Marina yokluğu Türkiye’nin en önemli sıkıntısı. Tekneciliğin gelişmiş olduğu diğer Akdeniz ülkelerinde, örneğin Fransa’da neredeyse tek bir teknelik yer kalmadı. O nedenle herkesin gözü başta Türkiye olmak üzere bölge ülkelerinde. Türkiye ise henüz marinaların önemini kavramış görünmüyor. Marinalara ilişkin akademik çalışmaların yayımlanmaya başlamasıyla, belki de doğru yolu buluruz.

Denize karadan bakmak ile, denizin içinde yaşamak arasındaki farkı Türkiye’ye akademik çalışmalar anlatabilir belki.

Dr. Y. Mimar Özgür Özkan’ın geçen mayıs ayında verdiği doktora tezi, marinalarla ilgili. Bu teze dayanarak hazırlanan bir yazı, İstanbul Teknik Üniversitesi’nin mimarlık, planlama, tasarım dergisi itüdergisi/a’da yayımlanacak.

Tez ve yazı, marinaların önemini bir kez daha herkese anımsatıyor. Çevrenin, çevreyi korumanın giderek öne çıktığı günlerde şu saptama ne kadar önemli: "Yaklaşık 500 konaklama tesisi ve 75 bin yatak kapasitesi meydana getirmek, arazi ve kıyı kullanımının bozulması ve doğayı tahrip eden yoğun yapılaşmayla mümkün iken, aynı yatak kapasitesi 730 yat kapasiteli, 10 marina ile yaratılabilir." Ve ekleniyor yazıda: "Böylelikle işe yaramaz araziler kullanılarak, estetik açıdan kıyılar düzenlenebilir."

Marinaların çevreyi kirletmediğini, koruduğunu anlatan Dr. Özkan, bu tesislerin denizcilik ve çevre ile ilgili olarak üstlendiği rolü aktarırken, denizciliğin açık alan eğlencesi sağlayarak, insanları biraraya getirerek ve doğayla buluşturarak yaşam kalitesini arttırdığını anlatıyor. Marina ise denizle kara arasında bir geçiş noktası olduğu için insanların denize açılmalarını mümkün kılar.

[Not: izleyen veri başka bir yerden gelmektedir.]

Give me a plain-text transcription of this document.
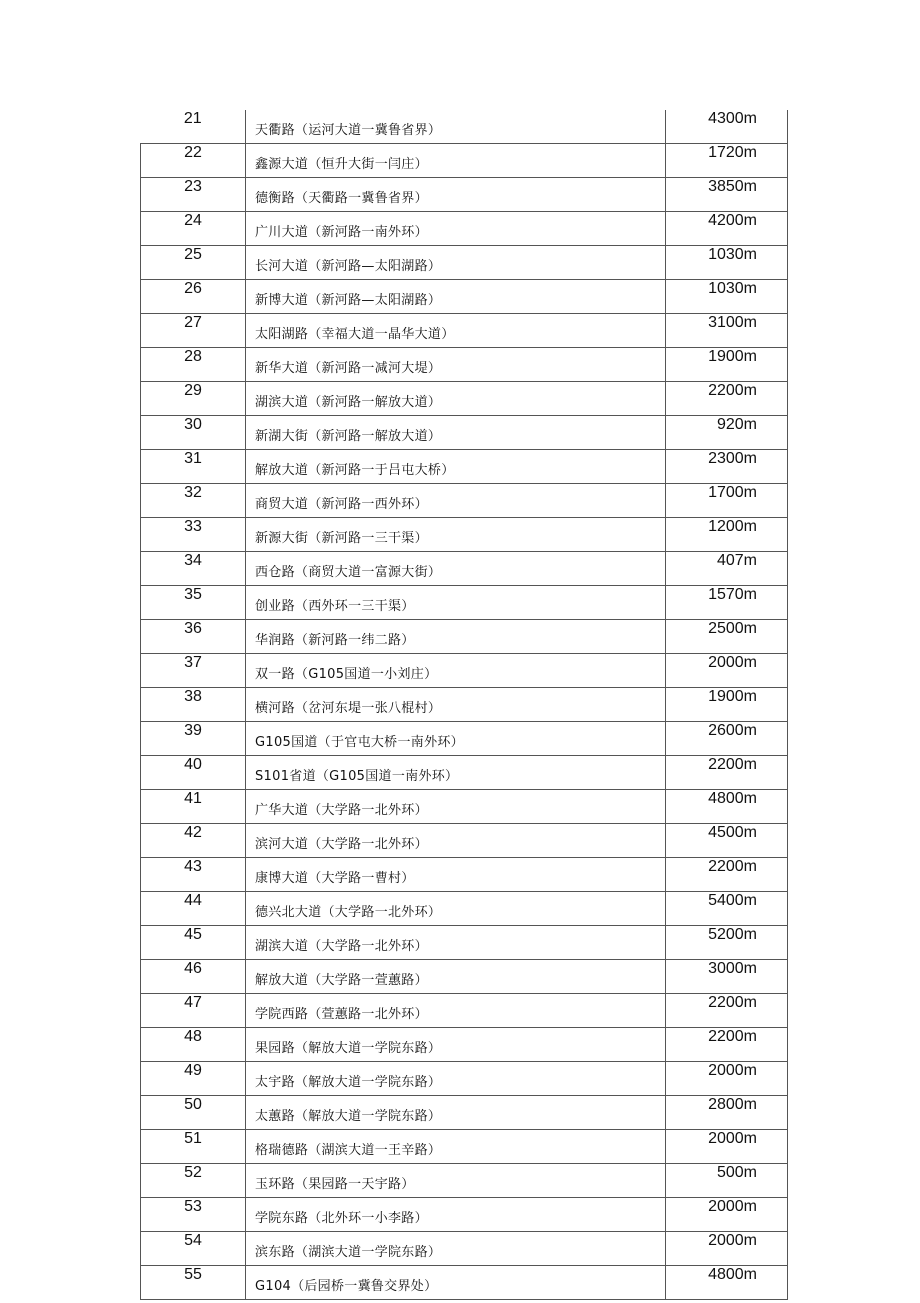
21	天衢路（运河大道一冀鲁省界）	4300m
22	鑫源大道（恒升大街一闫庄）	1720m
23	德衡路（天衢路一冀鲁省界）	3850m
24	广川大道（新河路一南外环）	4200m
25	长河大道（新河路—太阳湖路）	1030m
26	新博大道（新河路—太阳湖路）	1030m
27	太阳湖路（幸福大道一晶华大道）	3100m
28	新华大道（新河路一减河大堤）	1900m
29	湖滨大道（新河路一解放大道）	2200m
30	新湖大街（新河路一解放大道）	920m
31	解放大道（新河路一于吕屯大桥）	2300m
32	商贸大道（新河路一西外环）	1700m
33	新源大街（新河路一三干渠）	1200m
34	西仓路（商贸大道一富源大街）	407m
35	创业路（西外环一三干渠）	1570m
36	华润路（新河路一纬二路）	2500m
37	双一路（G105国道一小刘庄）	2000m
38	横河路（岔河东堤一张八棍村）	1900m
39	G105国道（于官屯大桥一南外环）	2600m
40	S101省道（G105国道一南外环）	2200m
41	广华大道（大学路一北外环）	4800m
42	滨河大道（大学路一北外环）	4500m
43	康博大道（大学路一曹村）	2200m
44	德兴北大道（大学路一北外环）	5400m
45	湖滨大道（大学路一北外环）	5200m
46	解放大道（大学路一萱蕙路）	3000m
47	学院西路（萱蕙路一北外环）	2200m
48	果园路（解放大道一学院东路）	2200m
49	太宇路（解放大道一学院东路）	2000m
50	太蕙路（解放大道一学院东路）	2800m
51	格瑞德路（湖滨大道一王辛路）	2000m
52	玉环路（果园路一天宇路）	500m
53	学院东路（北外环一小李路）	2000m
54	滨东路（湖滨大道一学院东路）	2000m
55	G104（后园桥一冀鲁交界处）	4800m
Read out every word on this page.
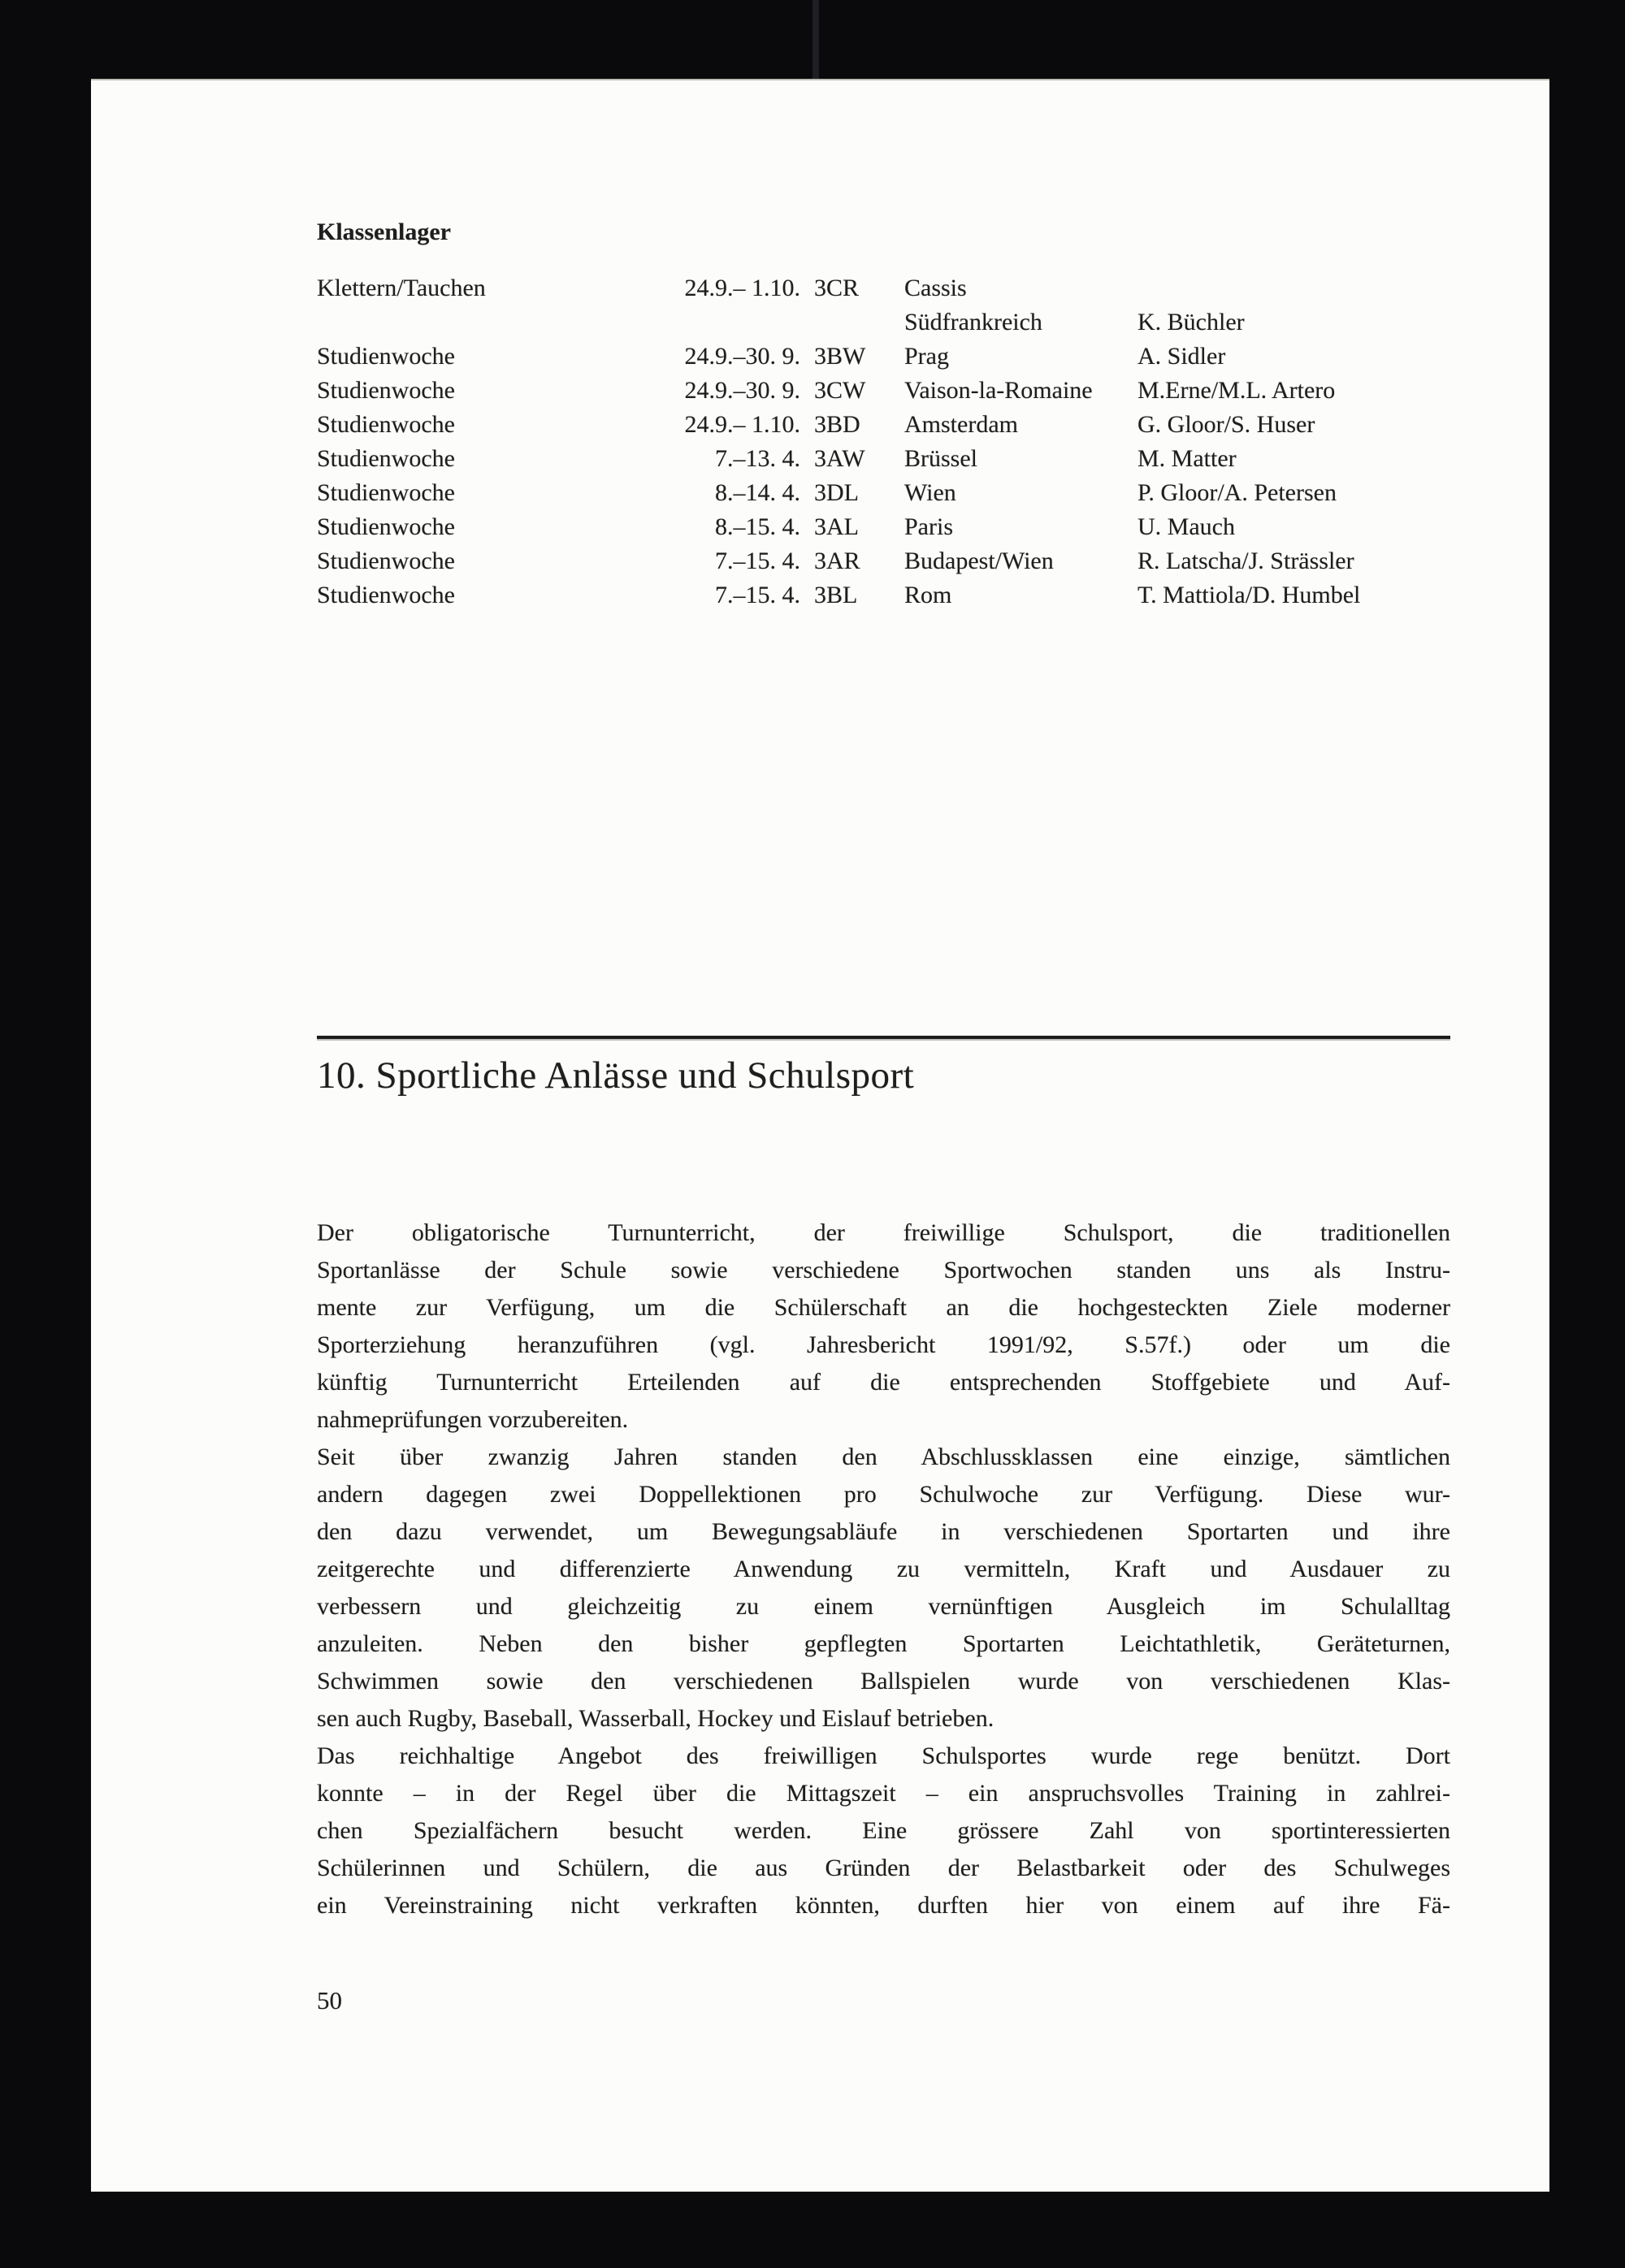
Klassenlager
Klettern/Tauchen	24.9.– 1.10. 3CR	Cassis
Südfrankreich	K. Büchler
Studienwoche	24.9.–30. 9. 3BW	Prag	A. Sidler
Studienwoche	24.9.–30. 9. 3CW	Vaison-la-Romaine	M.Erne/M.L. Artero
Studienwoche	24.9.– 1.10. 3BD	Amsterdam	G. Gloor/S. Huser
Studienwoche	7.–13. 4. 3AW	Brüssel	M. Matter
Studienwoche	8.–14. 4. 3DL	Wien	P. Gloor/A. Petersen
Studienwoche	8.–15. 4. 3AL	Paris	U. Mauch
Studienwoche	7.–15. 4. 3AR	Budapest/Wien	R. Latscha/J. Strässler
Studienwoche	7.–15. 4. 3BL	Rom	T. Mattiola/D. Humbel
10. Sportliche Anlässe und Schulsport
Der obligatorische Turnunterricht, der freiwillige Schulsport, die traditionellen
Sportanlässe der Schule sowie verschiedene Sportwochen standen uns als Instru-
mente zur Verfügung, um die Schülerschaft an die hochgesteckten Ziele moderner
Sporterziehung heranzuführen (vgl. Jahresbericht 1991/92, S.57f.) oder um die
künftig Turnunterricht Erteilenden auf die entsprechenden Stoffgebiete und Auf-
nahmeprüfungen vorzubereiten.
Seit über zwanzig Jahren standen den Abschlussklassen eine einzige, sämtlichen
andern dagegen zwei Doppellektionen pro Schulwoche zur Verfügung. Diese wur-
den dazu verwendet, um Bewegungsabläufe in verschiedenen Sportarten und ihre
zeitgerechte und differenzierte Anwendung zu vermitteln, Kraft und Ausdauer zu
verbessern und gleichzeitig zu einem vernünftigen Ausgleich im Schulalltag
anzuleiten. Neben den bisher gepflegten Sportarten Leichtathletik, Geräteturnen,
Schwimmen sowie den verschiedenen Ballspielen wurde von verschiedenen Klas-
sen auch Rugby, Baseball, Wasserball, Hockey und Eislauf betrieben.
Das reichhaltige Angebot des freiwilligen Schulsportes wurde rege benützt. Dort
konnte – in der Regel über die Mittagszeit – ein anspruchsvolles Training in zahlrei-
chen Spezialfächern besucht werden. Eine grössere Zahl von sportinteressierten
Schülerinnen und Schülern, die aus Gründen der Belastbarkeit oder des Schulweges
ein Vereinstraining nicht verkraften könnten, durften hier von einem auf ihre Fä-
50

Marina bir kum saati gibidir kısacası; kum saatinin iki büyük hacmi birbirine bağlayan boğazı.

Yazı uzun, yer dar. Ama keyifli olan, akademik ilginin marina konusuna odaklanması. Umarız, siyaset ve bürokrasi, Google Maps üzerinden aktardığım bu fotoğraflara bakarak, kıyıların betonlaşması yerine marinalaşmasının çok daha estetik, çevreci olduğunu fark eder.

Kahve Dünyası Yelken Kupası bugün

Kahve Dünyası, Yelken Kupası dün İstanbul’da başladı.

Suadiye Eski Vapur İskelesi açığından startı verilecek olan Kahve Dünyası Yelken Kupası 2008 için Kalamış, Dalyan, Caddebostan, Suadiye olmak üzere geniş bir parkur belirlendi. Her sene olduğu gibi bu sene de rekor bir katılımın beklendiği yarışları, tüm yelken severler Anadolu Yakası sahil hattı boyunca takip edebilecek. 20 Haziran’da tek yarış, 21 Haziran’da 3 yarış, 22 Haziran’da tek yarış olmak üzere toplam beş yarışın yapılacağı turnuvada, yelken severler güzel bir yaz gününde bir arada olacaklar. Yarışa yaklaşık 50 teknenin katılması bekleniyor.

Geçen yıl X35 tipi Aggressivo teknesi ile yarışlara giren Kahve Dünyası, bu yıl kendi başına bir sınıfı olan X35 yarışlarına Hollanda, Yunanistan ve İtalya’da katılacak.